BUG/MINOR: xxhash: make sure armv6 uses memcpy()

There was a special case made to allow ARMv6 to use unaligned accesses
via a cast in xxHash when __ARM_FEATURE_UNALIGNED is defined. But while
ARMv6 (and v7) does support unaligned accesses, it's only for 32-bit
pointers, not 64-bit ones, leading to bus errors when the compiler emits
an ldrd instruction and the input (e.g. a pattern) is not aligned, as in
issue #1035.

Note that v7 was properly using the packed approach here and was safe,
however haproxy versions 2.3 and older use the old r39 xxhash code which
has the same issue for armv7. A slightly different fix is required there,
by using a different definition of packed for 32 and 64 bits.

The problem is really visible when running v7 code on a v8 kernel because
such kernels do not implement alignment trap emulation, and the process
dies when this happens. This is why in the issue above it was only detected
under lxc. The emulation could have been disabled on v7 as well by writing
zero to /proc/cpu/alignment though.

This commit is a backport of xxhash commit a470f2ef ("update default memory
access for armv6").

Thanks to @srkunze for the report and tests, @stgraber for his help on
setting up an easy reproducer outside of lxc, and @Cyan4973 for the
discussion around the best way to fix this. Details and alternate patches
available on https://github.com/Cyan4973/xxHash/issues/490.

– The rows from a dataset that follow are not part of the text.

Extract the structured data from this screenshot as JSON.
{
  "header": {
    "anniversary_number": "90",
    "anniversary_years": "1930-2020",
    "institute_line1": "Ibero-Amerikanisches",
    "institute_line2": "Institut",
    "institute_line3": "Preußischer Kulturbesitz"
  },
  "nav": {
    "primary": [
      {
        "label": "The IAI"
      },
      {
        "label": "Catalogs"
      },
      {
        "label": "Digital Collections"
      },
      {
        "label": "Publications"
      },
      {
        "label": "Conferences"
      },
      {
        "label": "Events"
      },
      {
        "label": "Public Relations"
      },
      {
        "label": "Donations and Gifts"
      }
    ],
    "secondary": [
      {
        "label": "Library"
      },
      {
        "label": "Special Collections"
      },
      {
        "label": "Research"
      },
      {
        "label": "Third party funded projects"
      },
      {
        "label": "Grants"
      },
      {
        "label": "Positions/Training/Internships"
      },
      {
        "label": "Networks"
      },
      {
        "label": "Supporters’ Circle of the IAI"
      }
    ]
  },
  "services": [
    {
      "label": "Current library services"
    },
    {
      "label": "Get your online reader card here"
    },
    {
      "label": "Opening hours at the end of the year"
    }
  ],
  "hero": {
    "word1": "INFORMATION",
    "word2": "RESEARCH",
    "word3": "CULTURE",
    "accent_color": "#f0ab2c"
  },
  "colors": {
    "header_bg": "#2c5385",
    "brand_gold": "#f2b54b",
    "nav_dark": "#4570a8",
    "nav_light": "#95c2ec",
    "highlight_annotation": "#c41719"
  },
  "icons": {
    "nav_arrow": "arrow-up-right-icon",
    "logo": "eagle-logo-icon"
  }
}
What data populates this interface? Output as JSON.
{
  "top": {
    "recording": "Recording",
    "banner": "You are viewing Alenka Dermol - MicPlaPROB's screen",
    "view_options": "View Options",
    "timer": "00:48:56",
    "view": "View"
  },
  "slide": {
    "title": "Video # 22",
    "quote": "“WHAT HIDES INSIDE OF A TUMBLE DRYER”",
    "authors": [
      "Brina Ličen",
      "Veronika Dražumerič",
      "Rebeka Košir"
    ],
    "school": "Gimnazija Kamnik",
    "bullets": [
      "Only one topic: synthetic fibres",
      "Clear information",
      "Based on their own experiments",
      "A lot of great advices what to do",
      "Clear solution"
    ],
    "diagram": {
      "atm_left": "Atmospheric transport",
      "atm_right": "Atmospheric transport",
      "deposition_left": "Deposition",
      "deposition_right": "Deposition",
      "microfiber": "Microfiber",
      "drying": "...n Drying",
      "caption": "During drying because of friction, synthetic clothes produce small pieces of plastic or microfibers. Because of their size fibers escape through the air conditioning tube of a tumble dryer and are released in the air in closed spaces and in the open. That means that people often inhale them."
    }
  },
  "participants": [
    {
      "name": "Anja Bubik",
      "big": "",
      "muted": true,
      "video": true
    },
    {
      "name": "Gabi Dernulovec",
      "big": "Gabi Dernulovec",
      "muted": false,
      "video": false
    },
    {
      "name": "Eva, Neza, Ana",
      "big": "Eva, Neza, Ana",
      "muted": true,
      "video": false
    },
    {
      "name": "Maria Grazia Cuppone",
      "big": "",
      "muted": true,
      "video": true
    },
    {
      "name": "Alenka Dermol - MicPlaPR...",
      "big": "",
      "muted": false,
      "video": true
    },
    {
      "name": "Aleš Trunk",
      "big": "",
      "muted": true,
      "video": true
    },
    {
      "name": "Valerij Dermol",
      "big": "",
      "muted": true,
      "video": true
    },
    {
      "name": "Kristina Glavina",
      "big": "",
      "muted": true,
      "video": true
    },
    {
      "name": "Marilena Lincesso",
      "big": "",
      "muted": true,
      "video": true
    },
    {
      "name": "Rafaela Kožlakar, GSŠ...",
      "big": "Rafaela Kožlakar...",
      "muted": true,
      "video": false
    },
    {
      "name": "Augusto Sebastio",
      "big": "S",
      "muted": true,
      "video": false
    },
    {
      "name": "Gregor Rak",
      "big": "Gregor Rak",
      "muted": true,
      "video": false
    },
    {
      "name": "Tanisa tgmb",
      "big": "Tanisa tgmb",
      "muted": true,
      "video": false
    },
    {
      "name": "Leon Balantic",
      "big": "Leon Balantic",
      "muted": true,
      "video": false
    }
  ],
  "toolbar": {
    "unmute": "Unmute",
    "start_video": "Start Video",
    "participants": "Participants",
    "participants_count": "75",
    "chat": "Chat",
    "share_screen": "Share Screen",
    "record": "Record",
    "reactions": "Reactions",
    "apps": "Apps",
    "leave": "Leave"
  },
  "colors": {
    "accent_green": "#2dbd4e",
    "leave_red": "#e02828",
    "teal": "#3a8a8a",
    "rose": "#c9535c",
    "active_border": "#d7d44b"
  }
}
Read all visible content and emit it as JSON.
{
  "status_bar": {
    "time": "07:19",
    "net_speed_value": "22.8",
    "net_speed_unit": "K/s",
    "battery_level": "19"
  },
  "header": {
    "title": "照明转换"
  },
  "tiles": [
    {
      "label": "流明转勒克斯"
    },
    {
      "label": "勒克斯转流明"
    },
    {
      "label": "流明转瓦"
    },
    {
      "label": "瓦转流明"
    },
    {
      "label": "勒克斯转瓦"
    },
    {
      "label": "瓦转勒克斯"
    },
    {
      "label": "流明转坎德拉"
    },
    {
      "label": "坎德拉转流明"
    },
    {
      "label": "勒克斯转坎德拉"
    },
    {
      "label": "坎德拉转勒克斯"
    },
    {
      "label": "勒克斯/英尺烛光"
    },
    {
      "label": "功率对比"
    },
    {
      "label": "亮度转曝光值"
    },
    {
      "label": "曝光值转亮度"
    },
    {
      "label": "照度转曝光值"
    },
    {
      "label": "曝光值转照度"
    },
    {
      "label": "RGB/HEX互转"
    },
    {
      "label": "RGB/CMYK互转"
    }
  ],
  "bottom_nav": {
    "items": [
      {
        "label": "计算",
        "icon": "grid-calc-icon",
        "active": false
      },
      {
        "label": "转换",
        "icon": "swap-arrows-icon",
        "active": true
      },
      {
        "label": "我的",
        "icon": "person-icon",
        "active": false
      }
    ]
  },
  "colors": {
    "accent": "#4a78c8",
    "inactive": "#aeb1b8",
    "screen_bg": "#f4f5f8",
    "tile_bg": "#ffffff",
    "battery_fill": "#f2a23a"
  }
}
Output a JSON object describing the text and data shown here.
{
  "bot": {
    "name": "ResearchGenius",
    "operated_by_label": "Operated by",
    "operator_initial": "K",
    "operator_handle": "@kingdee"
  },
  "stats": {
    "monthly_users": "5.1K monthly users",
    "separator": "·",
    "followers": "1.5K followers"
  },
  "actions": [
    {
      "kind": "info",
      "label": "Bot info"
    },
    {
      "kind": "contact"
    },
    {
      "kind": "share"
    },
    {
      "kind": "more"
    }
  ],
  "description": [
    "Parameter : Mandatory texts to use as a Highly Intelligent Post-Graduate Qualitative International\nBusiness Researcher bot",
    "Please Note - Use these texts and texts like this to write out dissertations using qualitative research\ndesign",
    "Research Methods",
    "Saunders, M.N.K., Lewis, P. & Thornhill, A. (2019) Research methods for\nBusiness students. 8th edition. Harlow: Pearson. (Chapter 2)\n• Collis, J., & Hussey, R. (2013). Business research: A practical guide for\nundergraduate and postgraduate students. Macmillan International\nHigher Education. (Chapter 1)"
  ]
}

(cherry picked from commit 4acb99f8672232753adb36e57b45e80e5bd87783)
[wt: used the different version suitable for backpotring, using the
 distinct packed settings]
Signed-off-by: Willy Tarreau <w@1wt.eu>
(cherry picked from commit 59ad20e080aa9dd9a197c074b18850b99c94b050)
Signed-off-by: Christopher Faulet <cfaulet@haproxy.com>
(cherry picked from commit 5b1f60dd07e35539dacc048d9c4f37922c161ade)
Signed-off-by: Christopher Faulet <cfaulet@haproxy.com>
(cherry picked from commit 77eed6c7230dbde6f19ff2ed03c0d0a44058f05e)
Signed-off-by: Christopher Faulet <cfaulet@haproxy.com>
diff --git a/src/xxhash.c b/src/xxhash.c
index 31424de..60163eb 100644
--- a/src/xxhash.c
+++ b/src/xxhash.c
@@ -39,8 +39,14 @@
 // For others CPU, the compiler will be more cautious, and insert extra code to ensure aligned access is respected.
 // If you know your target CPU supports unaligned memory access, you want to force this option manually to improve performance.
 // You can also enable this parameter if you know your input data will always be aligned (boundaries of 4, for U32).
+// 32-bit ARM is more annoying, modern cores do support unaligned accesses, but
+// not on 64-bit data (the ldrd instructions causes an alignment exception).
+// Because of this we need to split the condition for 32 and 64 bit.
 #if defined(__ARM_FEATURE_UNALIGNED) || defined(__i386) || defined(_M_IX86) || defined(__x86_64__) || defined(_M_X64)
 #  define XXH_USE_UNALIGNED_ACCESS 1
+#  if !defined(__arm__)
+#    define XXH_USE_UNALIGNED_ACCESS64 1
+#  endif
 #endif
 
 // XXH_ACCEPT_NULL_INPUT_POINTER :
@@ -118,6 +124,12 @@
 #  define _PACKED
 #endif
 
+#if defined(__GNUC__)  && !defined(XXH_USE_UNALIGNED_ACCESS64)
+#  define _PACKED64 __attribute__ ((packed))
+#else
+#  define _PACKED64
+#endif
+
 #if !defined(XXH_USE_UNALIGNED_ACCESS) && !defined(__GNUC__)
 #  ifdef __IBMC__
 #    pragma pack(1)
@@ -133,7 +145,7 @@
 typedef struct _U64_S
 {
     U64 v;
-} _PACKED U64_S;
+} _PACKED64 U64_S;
 
 #if !defined(XXH_USE_UNALIGNED_ACCESS) && !defined(__GNUC__)
 #  pragma pack(pop)
@@ -479,7 +491,7 @@
 #else
     XXH_endianess endian_detected = (XXH_endianess)XXH_CPU_LITTLE_ENDIAN;
 
-#  if !defined(XXH_USE_UNALIGNED_ACCESS)
+#  if !defined(XXH_USE_UNALIGNED_ACCESS64)
     if ((((size_t)input) & 7)==0)   // Input is aligned, let's leverage the speed advantage
     {
         if ((endian_detected==XXH_littleEndian) || XXH_FORCE_NATIVE_FORMAT)